Can someone tell me why I should care about this rather than just continuing to use my password and 2FA?

[–] Greensauce@sh.itjust.works 19 points 1 year ago (16 children)

I’m stealing this from another comment:

The main advantage comes with phishing resistance. Standard MFA (time based codes) is not phishing resistant. Users can be social engineered into giving up a password and MFA token. Other MFA types, such as pop up notifications, are susceptible to MFA fatigue. Similar to YubiKeys, Passkeys implement a phishing resistant MFA by storing an encryption key, along with requiring a biometric. The benefit here is that these are far easier for the average user, and the user does not need to carry a physical device. Sure, fingerprints could possibly be grabbed with physical presence, but there is far less risk that a users fingerprint is stolen, than a user being social engineered over the phone into giving creds. For most organizations and users, this is far more secure.

[–] SorteKanin@feddit.dk 11 points 1 year ago (3 children)

Standard MFA (time based codes) is not phishing resistant. Users can be social engineered into giving up a password and MFA token.
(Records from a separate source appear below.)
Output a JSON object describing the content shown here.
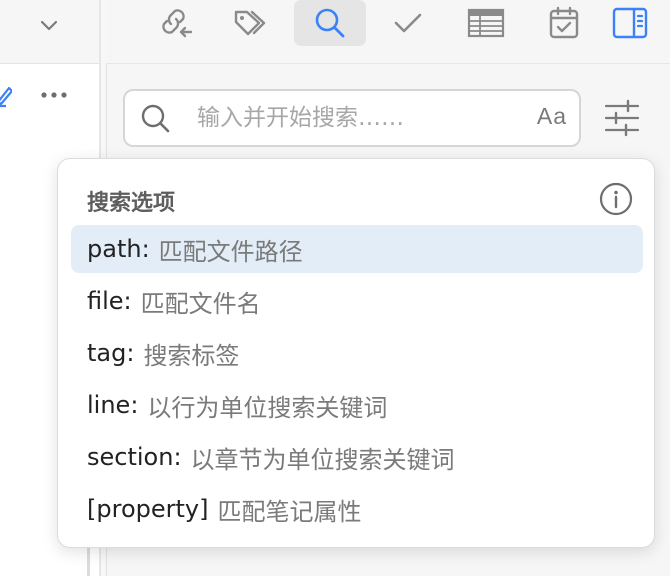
{
  "search": {
    "placeholder": "输入并开始搜索……",
    "value": "",
    "match_case_label": "Aa"
  },
  "popup": {
    "title": "搜索选项",
    "options": [
      {
        "key": "path:",
        "desc": "匹配文件路径"
      },
      {
        "key": "file:",
        "desc": "匹配文件名"
      },
      {
        "key": "tag:",
        "desc": "搜索标签"
      },
      {
        "key": "line:",
        "desc": "以行为单位搜索关键词"
      },
      {
        "key": "section:",
        "desc": "以章节为单位搜索关键词"
      },
      {
        "key": "[property]",
        "desc": "匹配笔记属性"
      }
    ],
    "selected_index": 0
  },
  "toolbar_icons": [
    "backlinks-icon",
    "tags-icon",
    "search-icon",
    "checkmark-icon",
    "table-icon",
    "calendar-icon",
    "sidebar-toggle-icon"
  ],
  "colors": {
    "accent": "#3b82f6",
    "icon_gray": "#8a8a8a",
    "selected_bg": "#e3edf7"
  }
}
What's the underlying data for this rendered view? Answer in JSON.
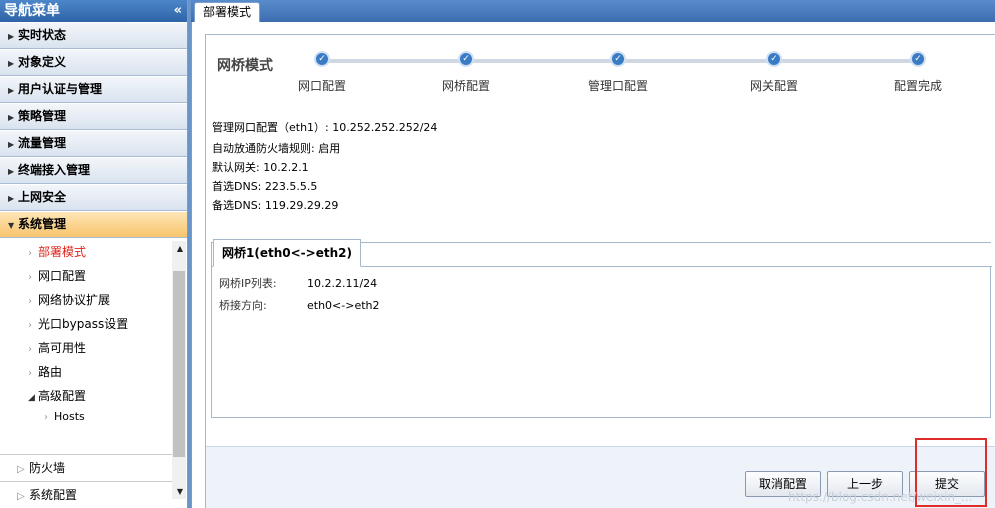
{
  "nav": {
    "title": "导航菜单",
    "collapse_glyph": "«",
    "sections": [
      {
        "label": "实时状态",
        "arrow": "▶"
      },
      {
        "label": "对象定义",
        "arrow": "▶"
      },
      {
        "label": "用户认证与管理",
        "arrow": "▶"
      },
      {
        "label": "策略管理",
        "arrow": "▶"
      },
      {
        "label": "流量管理",
        "arrow": "▶"
      },
      {
        "label": "终端接入管理",
        "arrow": "▶"
      },
      {
        "label": "上网安全",
        "arrow": "▶"
      }
    ],
    "active_section": {
      "label": "系统管理",
      "arrow": "▼"
    },
    "sub_items": [
      {
        "label": "部署模式"
      },
      {
        "label": "网口配置"
      },
      {
        "label": "网络协议扩展"
      },
      {
        "label": "光口bypass设置"
      },
      {
        "label": "高可用性"
      },
      {
        "label": "路由"
      },
      {
        "label": "高级配置"
      }
    ],
    "sub_sub_items": [
      {
        "label": "Hosts"
      }
    ],
    "bottom_sections": [
      {
        "label": "防火墙"
      },
      {
        "label": "系统配置"
      }
    ]
  },
  "tabs": {
    "active": "部署模式"
  },
  "wizard": {
    "title": "网桥模式",
    "steps": [
      {
        "label": "网口配置"
      },
      {
        "label": "网桥配置"
      },
      {
        "label": "管理口配置"
      },
      {
        "label": "网关配置"
      },
      {
        "label": "配置完成"
      }
    ]
  },
  "summary": {
    "mgmt_port": "管理网口配置（eth1）: 10.252.252.252/24",
    "firewall_rule": "自动放通防火墙规则: 启用",
    "gateway": "默认网关: 10.2.2.1",
    "dns1": "首选DNS: 223.5.5.5",
    "dns2": "备选DNS: 119.29.29.29"
  },
  "bridge": {
    "tab_label": "网桥1(eth0<->eth2)",
    "ip_key": "网桥IP列表:",
    "ip_value": "10.2.2.11/24",
    "dir_key": "桥接方向:",
    "dir_value": "eth0<->eth2"
  },
  "buttons": {
    "cancel": "取消配置",
    "prev": "上一步",
    "submit": "提交"
  },
  "watermark": "https://blog.csdn.net/weixin_..."
}
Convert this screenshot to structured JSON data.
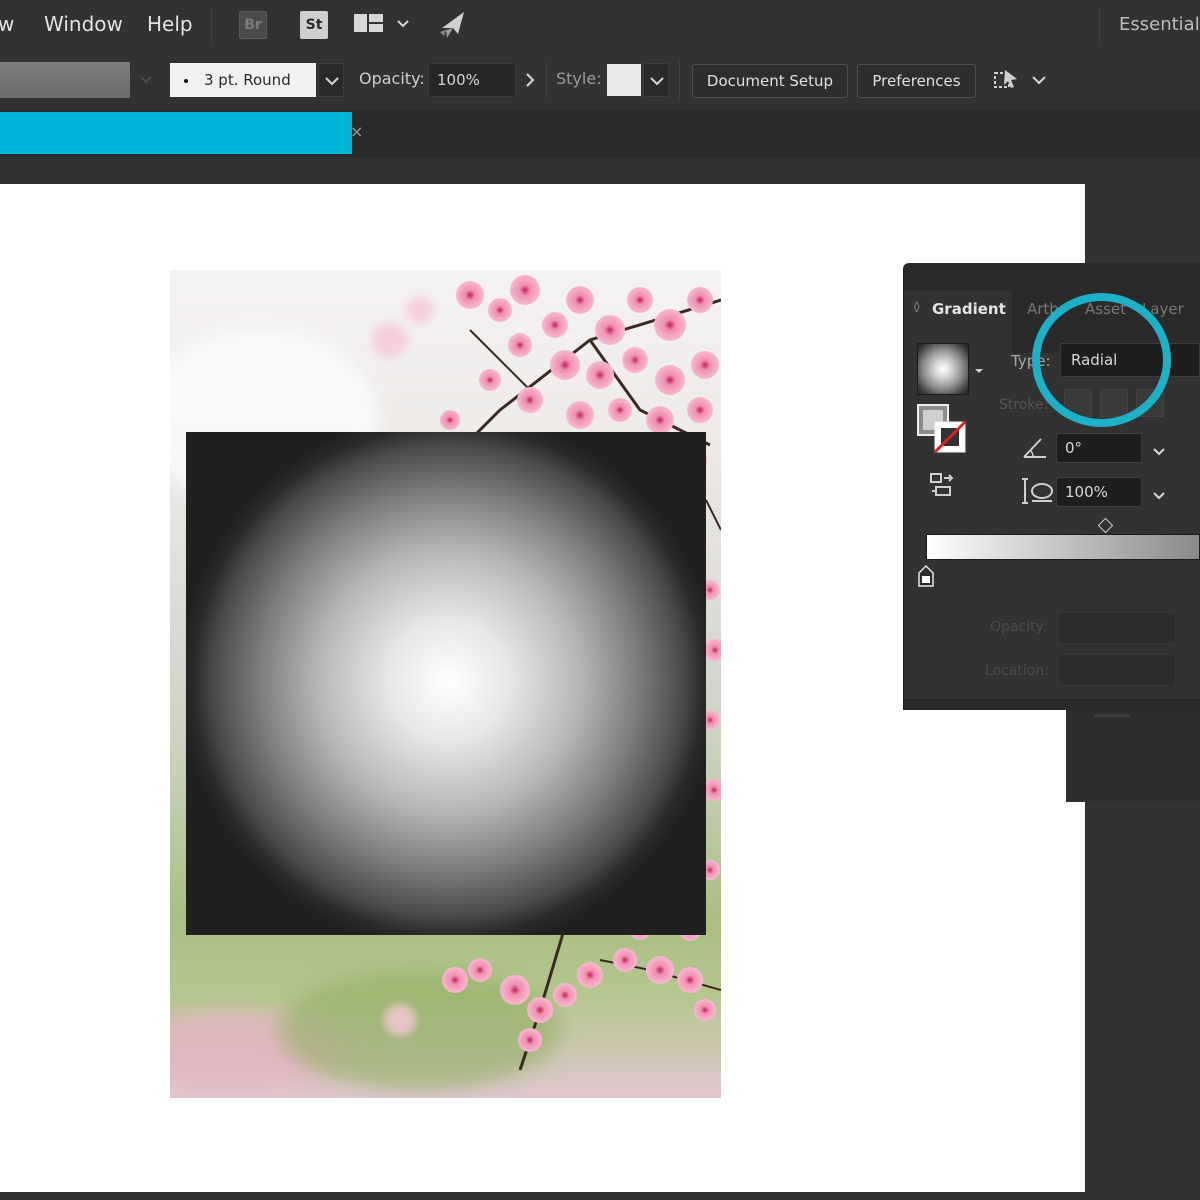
{
  "menubar": {
    "items": [
      {
        "label": "w"
      },
      {
        "label": "Window"
      },
      {
        "label": "Help"
      }
    ],
    "bridge_label": "Br",
    "stock_label": "St",
    "workspace_label": "Essentials"
  },
  "control_bar": {
    "brush_value": "3 pt. Round",
    "opacity_label": "Opacity:",
    "opacity_value": "100%",
    "style_label": "Style:",
    "document_setup_label": "Document Setup",
    "preferences_label": "Preferences"
  },
  "document_tab": {
    "close_glyph": "×",
    "accent_color": "#00b4d8"
  },
  "gradient_panel": {
    "tabs": [
      {
        "label": "Gradient",
        "active": true
      },
      {
        "label": "Artb",
        "active": false
      },
      {
        "label": "Asset",
        "active": false
      },
      {
        "label": "Layer",
        "active": false
      }
    ],
    "type_label": "Type:",
    "type_value": "Radial",
    "stroke_label": "Stroke:",
    "angle_value": "0°",
    "aspect_ratio_value": "100%",
    "opacity_label": "Opacity:",
    "location_label": "Location:"
  },
  "highlight": {
    "color": "#1fb0c9",
    "target": "type-select"
  },
  "icons": {
    "bridge": "bridge-icon",
    "stock": "stock-icon",
    "workspace": "arrange-documents-icon",
    "gpu": "rocket-icon",
    "isolate": "isolate-icon",
    "gradient_preview": "gradient-swatch-icon",
    "fill_stroke": "fill-stroke-icon",
    "reverse": "reverse-gradient-icon",
    "angle": "angle-icon",
    "aspect": "aspect-ratio-icon",
    "color_stop": "color-stop-icon"
  }
}
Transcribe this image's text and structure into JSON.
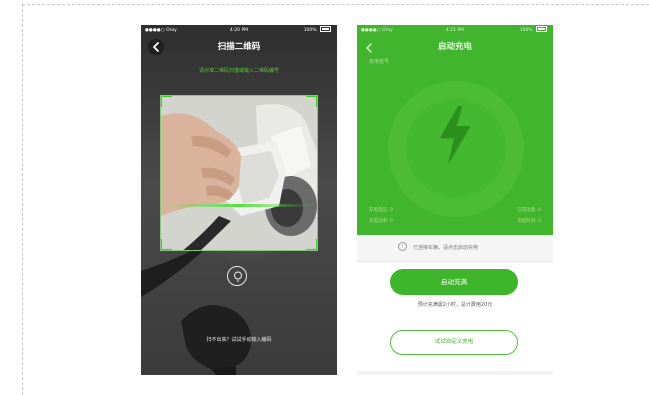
{
  "colors": {
    "accent_green": "#41b52d",
    "scan_green": "#3fcf2a",
    "dark_bg": "#3d3d3d"
  },
  "scan_screen": {
    "status": {
      "carrier": "●●●●○ Oroy",
      "time": "4:20 PM",
      "battery": "100%"
    },
    "title": "扫描二维码",
    "hint": "请对准二维码扫描或输入二维码编号",
    "manual_entry": "扫不出来？试试手动输入编码",
    "icons": {
      "back": "back-icon",
      "flashlight": "flashlight-icon"
    }
  },
  "charge_screen": {
    "status": {
      "carrier": "●●●●○ Oroy",
      "time": "4:21 PM",
      "battery": "100%"
    },
    "title": "启动充电",
    "charger_name": "充电桩号",
    "stats": {
      "voltage": "充电电压: 0",
      "power": "充电功率: 0",
      "energy": "已充电量: 0",
      "duration": "充电时间: 0"
    },
    "tip": "已连接车辆，请点击启动充电",
    "start_button": "启动充满",
    "estimate": "预计充满需2小时，总计费用20元",
    "secondary_button": "试试自定义充电",
    "icons": {
      "back": "back-icon",
      "bolt": "lightning-bolt-icon",
      "info": "info-icon"
    }
  }
}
So basically this is just idiot-proofing the system. If you aren't the type of person to give your password or MFA token to another person, then passkeys don't really make better security.

[–] whosdadog@sh.itjust.works 9 points 1 year ago

It also allows you to login without someone visually observing your password while typing it on a keyboard or on an untrusted device that could have a keylogger.